Outros setores da economia também sentem estes efeitos. A Confederação Nacional do Comércio (CNC) foi ao Supremo Tribunal Federal para questionar a constitucionalidade da Lei 14.790/2023, a chamada Lei das Bets. A preocupação se deve ao desvio no consumo das famílias, o que impacta diretamente o setor varejista.
“De fato, a Confederação tem razão. Se o valor da aposta fosse redistribuído não haveria problema, porque vai de uma pessoa para outra e esta outra pode consumir. Mas não é o que ocorre”, observa o presidente do Corecon-SP. “O dinheiro vai de uma pessoa de poucas posses para alguém que já tem muito e atingiu o limite do consumo. Então ela poupa, manda para fora do Brasil. Então ocorre o fenômeno mencionado pela CNC e acaba com o consumo das famílias. Quando se reduz os gastos com alimentação e a pessoa gasta em bets, ela precisa comer. E como vai comer? Com a ajuda do governo. Precisará de mais recursos públicos”.
Desde o ano passado os cassinos online ganharam muitos adeptos e há relatos de pessoas que perderam dezenas de milhares de reais, ou até mais, com apostas eletrônicas. Por isso, Pedro Afonso Gomes enfatiza a necessidade de controle por parte do governo e de projetos de lei que regulamentem e limitem o poder de dano que as apostas podem causar.

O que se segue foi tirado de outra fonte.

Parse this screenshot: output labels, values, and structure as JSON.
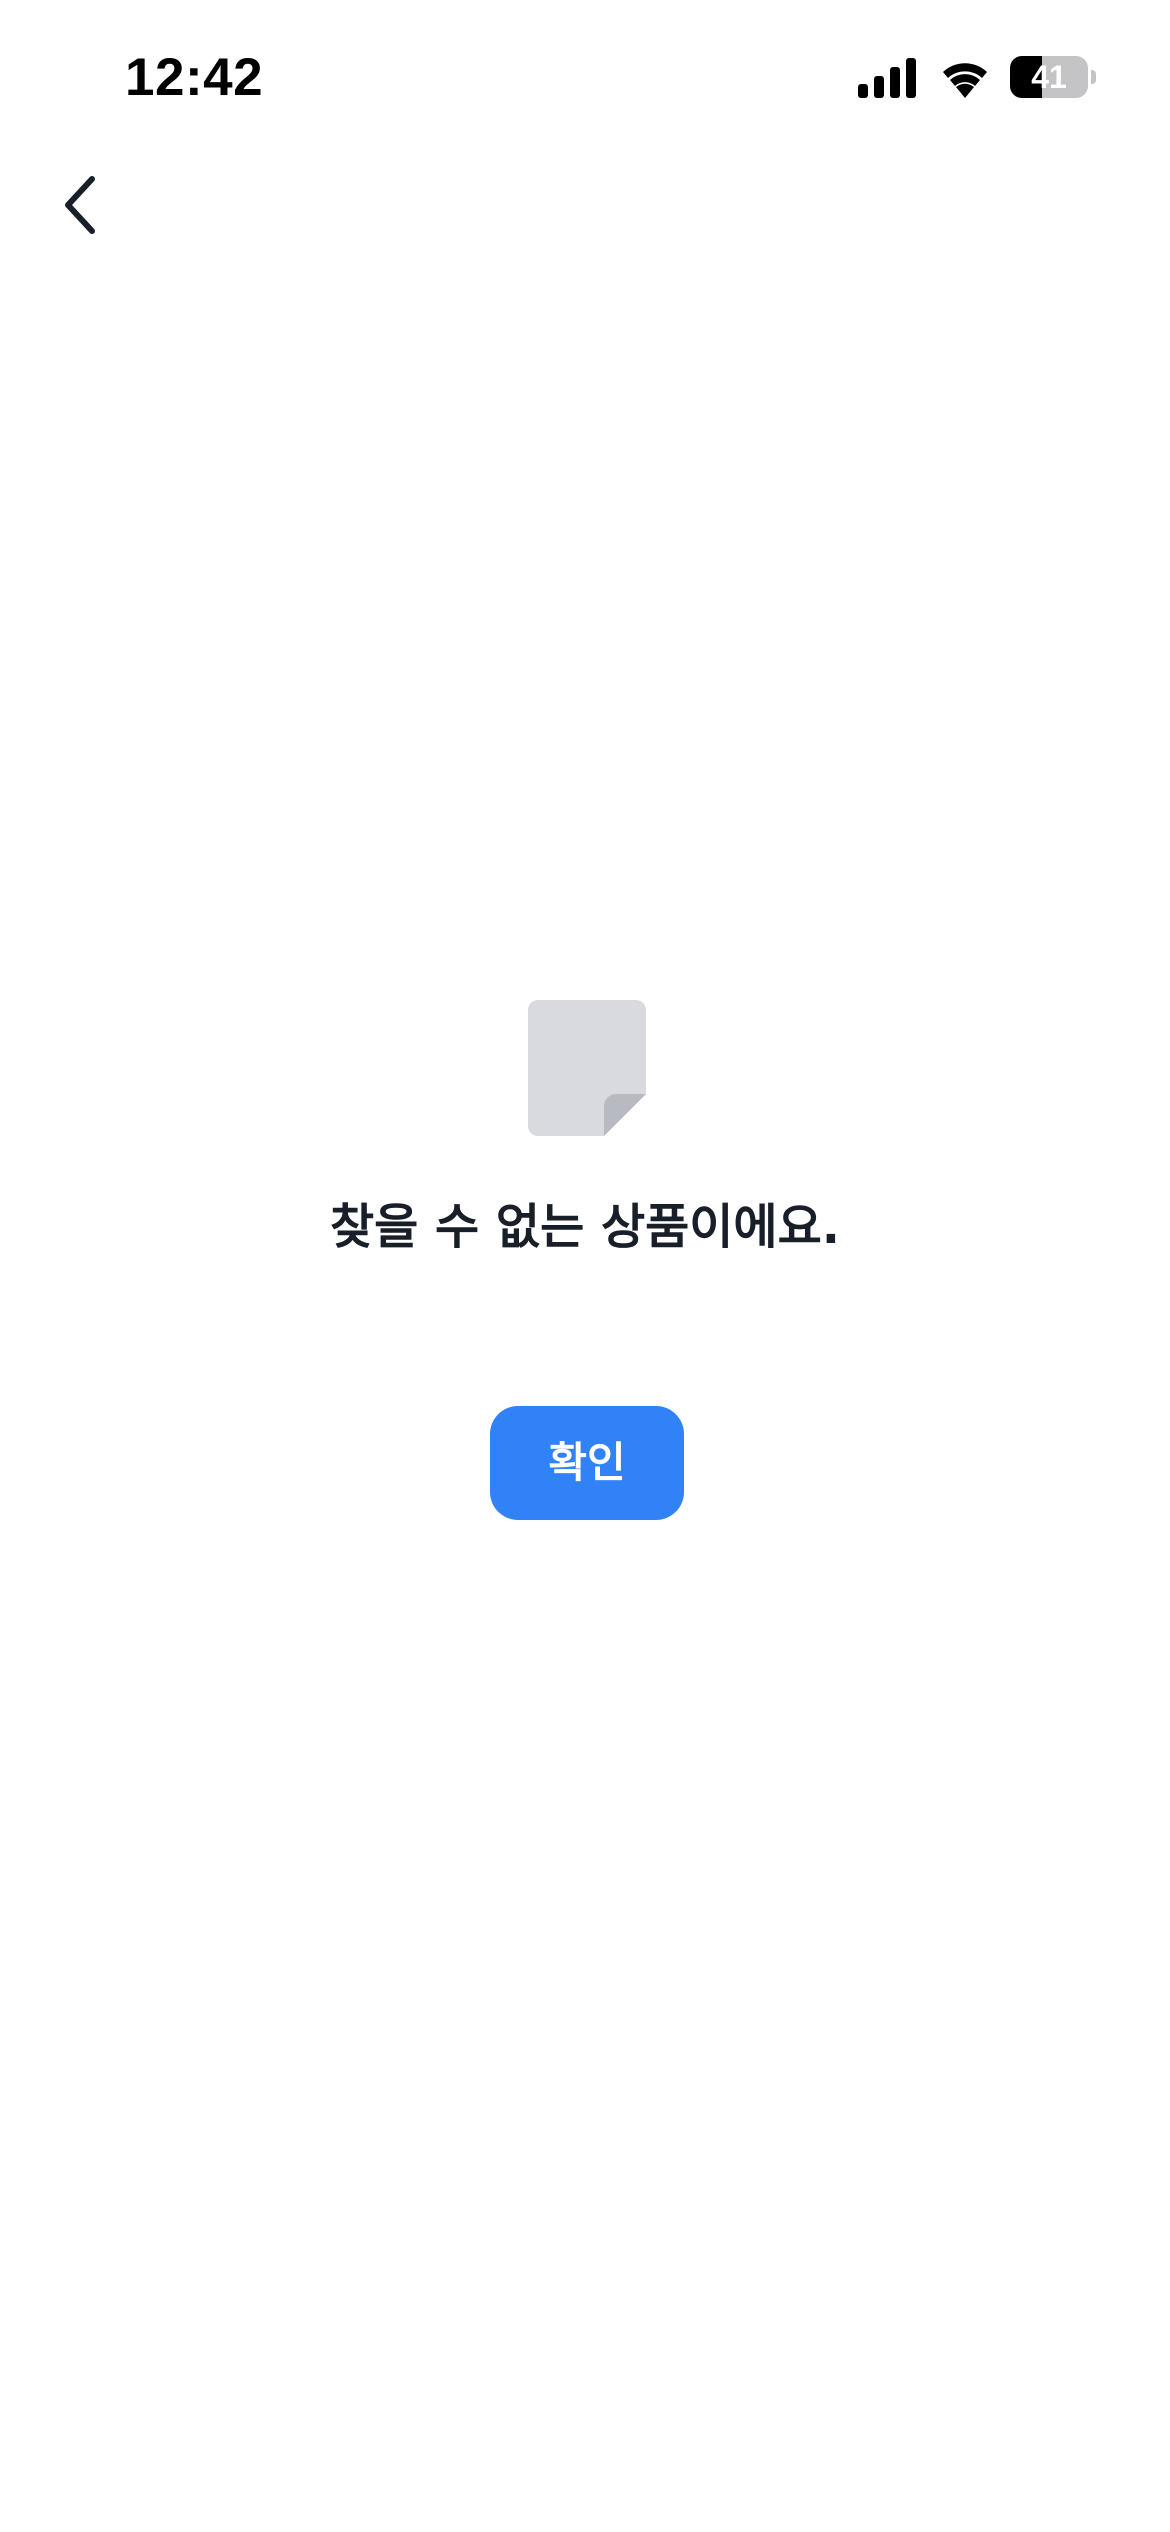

“A população, de modo geral, pela necessidade ou falta de conhecimento, acredita que a bet vai lhe dar futuro. São contratados influenciadores que dizem isso, eles estão ganhando muito dinheiro. Temos um excesso de propaganda, de comunicadores que fabricam essa falsa ilusão, fazendo com que a população se endivide mais”, critica. “Quanto mais dinheiro para estas bets, como a do tigrinho, mais recursos para fazer propaganda. E qual é o limite? O limite é quando as pessoas não tiverem mais como sobreviver e conseguir mais empréstimos. Por isso a importância do controle pelo governo e dos projetos de lei que inibam essa falcatrua absoluta que são as bets”.